BY: Joseph Erbentraut
From: http://www.huffingtonpost.comCHICAGO -- On what would have been Martin Luther King Jr.'s 84th birthday, political and faith leaders gathered on the University of Illinois-Chicago campus on Tuesday to honor the civil rights pioneer's legacy and to discuss what King would have made of President Barack Obama's second inauguration.
In a discussion serving as the centerpiece of the Chicago-headquartered Rainbow PUSH Coalition's 23rd annual scholarship breakfast celebration, the Rev. Jesse Jackson and the Rev. Otis Moss Jr. -- both of whom were with King in 1968 on the last birthday he celebrated -- said King would be there "supporting the inaugural celebration, but he would not be satisfied" by what he saw in the nation's capitol if he were alive today.
"The debate in Washington is about the fiscal cliff and the debt ceiling," Jackson told HuffPost at the event. "It is not about poverty. It is not about the working poor. It is not about racial disparities that take away from health care and education. It's not about a plan for reconstruction. … It is unfinished business."
Jackson, a former Democratic candidate for president and Rainbow PUSH's founder, met King in 1965 and was working as a full-time organizer with the Southern Christian Leadership Conference soon after. Jackson was with King on April 4, 1968, the day he was murdered at the Lorraine Motel in Memphis, Tenn.
When Jackson retold the story of how the gunshot that killed King echoed through the spring air that day, the "BANG!" reverberated off the walls of the UIC's exhibition hall.
After his friend's assassination, Jackson said the focus of civil right advocates was never on finding the gunman, but to target a larger culprit: "a sick society."
"We never stopped fighting," Jackson said. "It's really from the bloodstain of the balcony in Memphis to President Barack Obama winning out here in Grant Park, we never stopped fighting."
Looking ahead to Obama's second inauguration on Sunday, Moss said "the moments of celebration can never separate us from the commitment and life-long struggle." Moss noted that just one day after King was awarded the Nobel Peace Prize in 1964 in Oslo, Norway, he gave his "Quest for Peace and Justice" speech in which he famously vowed to "press on until every valley of despair is exalted to new peaks of hope."

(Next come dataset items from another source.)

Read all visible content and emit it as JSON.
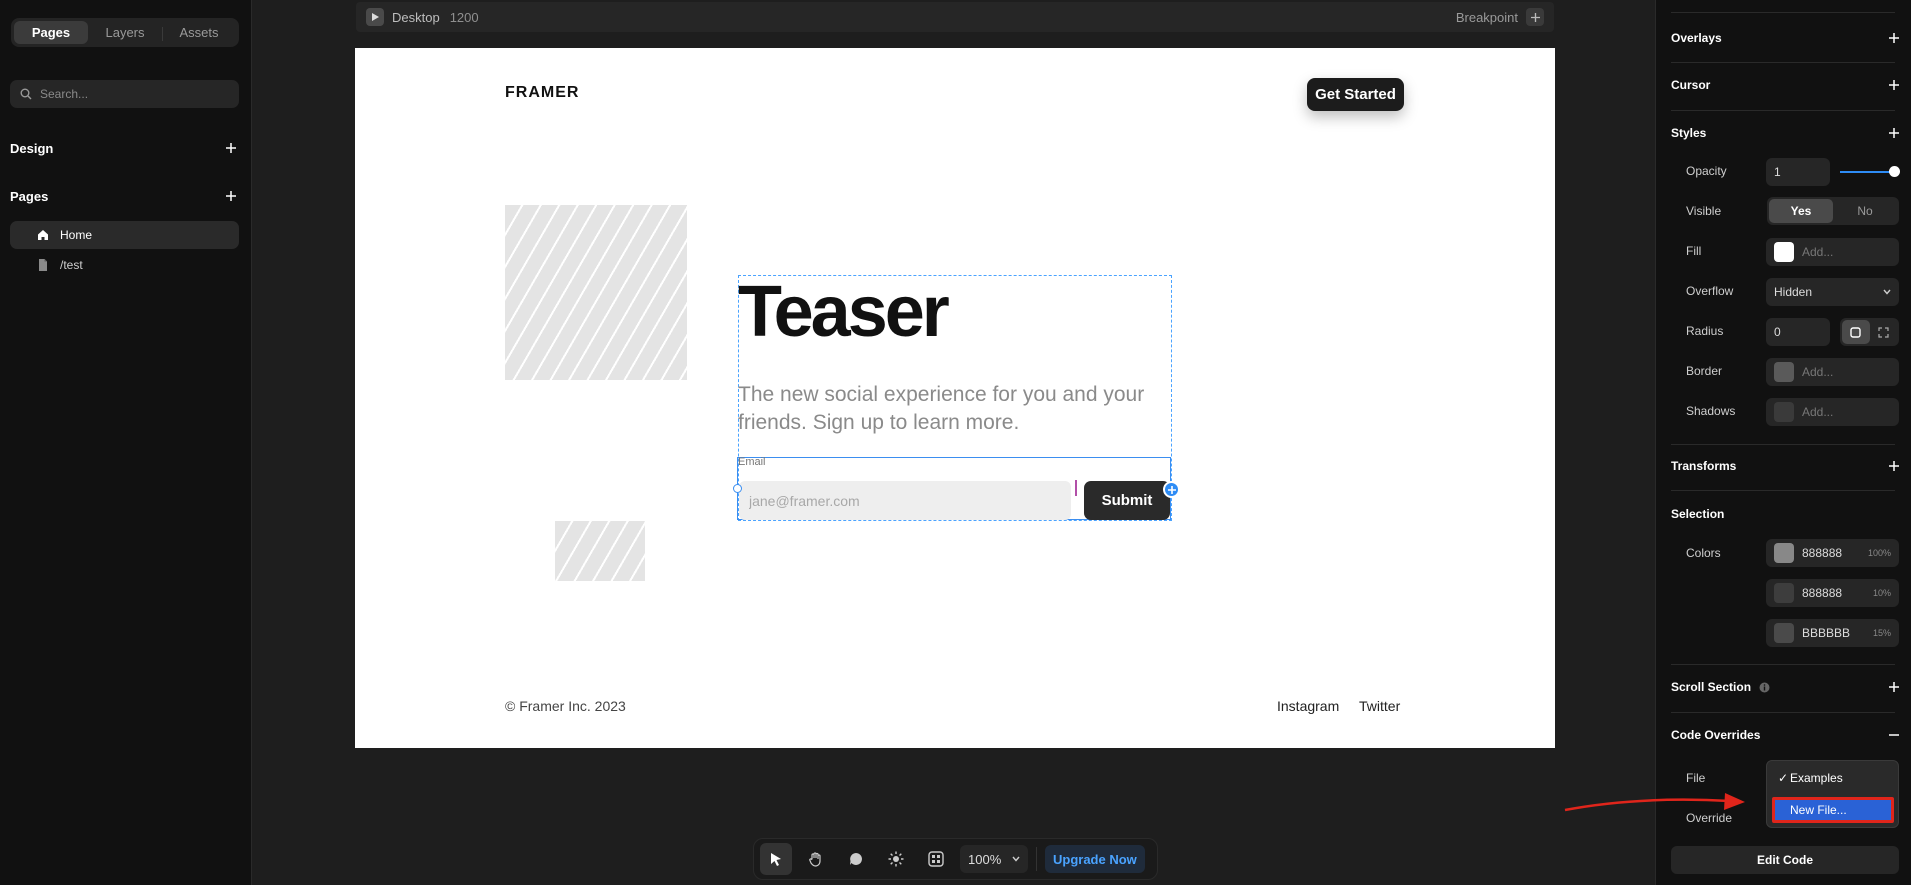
{
  "left_panel": {
    "tabs": [
      "Pages",
      "Layers",
      "Assets"
    ],
    "search_placeholder": "Search...",
    "design_label": "Design",
    "pages_label": "Pages",
    "pages": [
      "Home",
      "/test"
    ]
  },
  "canvas": {
    "breakpoint_name": "Desktop",
    "breakpoint_width": "1200",
    "breakpoint_label": "Breakpoint",
    "site": {
      "logo": "FRAMER",
      "cta": "Get Started",
      "heading": "Teaser",
      "subheading": "The new social experience for you and your friends. Sign up to learn more.",
      "email_label": "Email",
      "email_placeholder": "jane@framer.com",
      "submit": "Submit",
      "copyright": "© Framer Inc. 2023",
      "footer_links": [
        "Instagram",
        "Twitter"
      ]
    }
  },
  "toolbar": {
    "zoom": "100%",
    "upgrade": "Upgrade Now"
  },
  "right_panel": {
    "overlays": "Overlays",
    "cursor": "Cursor",
    "styles": "Styles",
    "opacity_label": "Opacity",
    "opacity_value": "1",
    "opacity_level": 1.0,
    "visible_label": "Visible",
    "visible_options": [
      "Yes",
      "No"
    ],
    "fill_label": "Fill",
    "fill_placeholder": "Add...",
    "overflow_label": "Overflow",
    "overflow_value": "Hidden",
    "radius_label": "Radius",
    "radius_value": "0",
    "border_label": "Border",
    "border_placeholder": "Add...",
    "shadows_label": "Shadows",
    "shadows_placeholder": "Add...",
    "transforms": "Transforms",
    "selection": "Selection",
    "colors_label": "Colors",
    "colors": [
      {
        "hex": "888888",
        "pct": "100%",
        "swatch": "#888888"
      },
      {
        "hex": "888888",
        "pct": "10%",
        "swatch": "#3d3d3d"
      },
      {
        "hex": "BBBBBB",
        "pct": "15%",
        "swatch": "#4a4a4a"
      }
    ],
    "scroll_section": "Scroll Section",
    "code_overrides": "Code Overrides",
    "file_label": "File",
    "override_label": "Override",
    "file_options": [
      "Examples",
      "New File..."
    ],
    "edit_code": "Edit Code"
  },
  "colors": {
    "accent": "#2e8cf5",
    "highlight": "#2a62d6",
    "annotation_red": "#e0251b"
  }
}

"We live in an unfinished cathedral and we have to build on that. Dr. King laid a great foundation starting in Montgomery, but we have the responsibility of understanding, interpreting and being the dream," Moss said.
Meanwhile, amid the White House throwing its weight behind the push for an assault weapons ban and after Jackson called semi-automatic weapons "threats to national security" this week, Jackson again addressed gun control laws Tuesday morning.
When asked for a reaction to former Republican presidential candidate Newt Gingrich's criticism of Chicago as having some of the nation's "strictest gun laws" while also experiencing a surging homicide rate last year, Jackson described the Windy City as "an international theater for a war" that "Homeland Security must address."
"There are no gun shops in Chicago, so the guns are coming in from the suburbs, the drugs are coming in from Mexico and the jobs are going out to the Far East," Jackson said Tuesday. "The combination of drugs in and guns in and jobs out, that's the zone of disaster. Using Chicago as a jumping-off point is at the source of reality."
Moss and Jackson were to be joined In Chicago by the Rev. Andrew Young, former congressman, Atlanta mayor and a close friend and supporter of King's, but Young came down with pneumonia and was unable to participate. Chicago Mayor Rahm Emanuel, Illinois Gov. Pat Quinn and Cook County Board President Toni Preckwinkle all delivered remarks at the event.